2010 tourism in the spotlight

13 November 2009

Sports tourism is a worldwide money-spinner, estimated to be worth around US$600-billion a year, attracting high-end spend from millions of sporting fans worldwide.

Given the size of this industry, it was little surprise then that the 2010 Fifa World Cup™ in South Africa, the Winter Olympics in Canada in 2010 and the 2012 Olympics in London were in the spotlight at the World Travel Market in London this week.

Danny Jordaan, CEO of the 2010 Fifa World Cup Organising Committee South Africa, as a guest speaker at the World Travel Market (WTM), emphasised to media and delegates from all over the world that South Africa is ready, willing and eager to host the World Cup, along with all the fans and tourists it will bring.

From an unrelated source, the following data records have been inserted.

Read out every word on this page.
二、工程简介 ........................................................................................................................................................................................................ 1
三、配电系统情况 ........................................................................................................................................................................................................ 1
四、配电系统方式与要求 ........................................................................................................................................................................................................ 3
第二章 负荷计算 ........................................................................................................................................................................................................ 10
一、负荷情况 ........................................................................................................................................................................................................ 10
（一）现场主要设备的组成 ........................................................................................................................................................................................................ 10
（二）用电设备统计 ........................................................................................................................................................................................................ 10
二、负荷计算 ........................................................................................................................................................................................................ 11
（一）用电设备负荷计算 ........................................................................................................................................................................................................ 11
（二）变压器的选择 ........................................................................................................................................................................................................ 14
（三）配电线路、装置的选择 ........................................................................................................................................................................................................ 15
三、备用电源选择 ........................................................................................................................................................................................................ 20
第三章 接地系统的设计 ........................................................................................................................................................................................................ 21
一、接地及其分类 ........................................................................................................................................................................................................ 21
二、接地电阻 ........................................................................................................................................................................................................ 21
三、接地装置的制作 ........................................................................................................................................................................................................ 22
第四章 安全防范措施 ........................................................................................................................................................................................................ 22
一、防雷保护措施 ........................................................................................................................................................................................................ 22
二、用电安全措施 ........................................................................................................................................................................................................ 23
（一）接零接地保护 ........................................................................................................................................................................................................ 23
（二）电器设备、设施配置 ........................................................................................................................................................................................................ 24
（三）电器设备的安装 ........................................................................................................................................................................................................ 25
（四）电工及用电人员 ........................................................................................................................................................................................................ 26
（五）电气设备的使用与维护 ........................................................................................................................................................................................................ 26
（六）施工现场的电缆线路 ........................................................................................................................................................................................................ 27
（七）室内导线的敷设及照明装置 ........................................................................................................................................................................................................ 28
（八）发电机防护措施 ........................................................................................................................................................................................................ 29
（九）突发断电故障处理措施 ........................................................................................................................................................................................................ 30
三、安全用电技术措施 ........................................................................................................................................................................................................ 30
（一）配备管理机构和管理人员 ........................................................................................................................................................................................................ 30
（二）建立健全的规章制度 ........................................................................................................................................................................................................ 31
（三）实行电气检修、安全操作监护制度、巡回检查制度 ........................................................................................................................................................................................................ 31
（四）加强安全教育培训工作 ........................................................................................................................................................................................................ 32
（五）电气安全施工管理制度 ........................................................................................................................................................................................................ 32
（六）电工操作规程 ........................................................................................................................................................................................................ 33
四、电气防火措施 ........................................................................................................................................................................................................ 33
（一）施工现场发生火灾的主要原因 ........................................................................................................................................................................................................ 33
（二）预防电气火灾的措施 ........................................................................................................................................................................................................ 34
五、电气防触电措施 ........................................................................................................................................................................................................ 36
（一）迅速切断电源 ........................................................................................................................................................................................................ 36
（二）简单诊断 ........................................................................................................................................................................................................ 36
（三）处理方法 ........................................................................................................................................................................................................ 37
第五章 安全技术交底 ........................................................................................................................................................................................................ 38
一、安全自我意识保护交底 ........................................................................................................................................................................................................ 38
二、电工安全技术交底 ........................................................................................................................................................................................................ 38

As part of a panel that included representatives from the Summer and Winter Olympic Games, as well as SA International Relations and Cooperation Deputy Minister Sue van der Merwe and South African football legend Lucas Radebe, Jordaan said the first African Fifa World Cup in more than 100 years of football history would be the best yet.

Accommodation

“We have more than enough accommodation for all the fans and tourists that will visit our country next year. As well as the hotels (including more than 30 new world-class facilities) there will also be low-cost bed and breakfast as well as student accommodation options available,” Jordaan said, adding: “During Germany 2006 you could see the British fans camping in every available open space, from the train stations to camp sites.

“We are more than ready to host all the fans during the 2010 World Cup, and hopefully thereafter they will return as tourists without their teams.

“This World Cup will offer visitors a chance to explore the country’s attractions and major tourism spots and allow the world to get to know and appreciate South Africa and the continent better.”

During the group stages of the tournament, teams will never play in the same stadium twice, meaning that fans will get to see and experience at least two of South Africa’s nine diverse host cities, and more if their team progresses.

“Our stadiums are ready, and they comprise some of the best stadiums anywhere in the world,” Jordaan said.

Big event track record

Jordaan emphasised South Africa’s ability to secure major events. “You cannot name more than 10 countries that have hosted the magnitude of top sporting events that South Africa has hosted in just 15 years since its democracy, and there has been not a single security incident in any those 140 major sporting events.

“South Africa’s capability to host this World Cup successfully is beyond doubt.”

Jordaan assured the world that all visitors would be welcome in South Africa.

“We want to show you that we are welcoming and hospitable. I know you know the one South African who is very warm and hospitable in the person of Nelson Mandela,” he said smiling broadly. “But come and discover the other 47-million South Africans who are also warm and hospitable.”

Jordaan closed by encouraging and calling upon the travel industry to seize this momentous occasion, when the eyes of the world are on the African continent to enhance and grow travel and tourism.

International Relations and Cooperation Deputy Minister Sue van der Merwe urged South Africans abroad to take the opportunity to visit their homeland for the most spectacular World Cup of all time.

“We look forward to bringing many South Africans back for the 2010 World Cup, and maybe they will stay,” Van der Merwe said.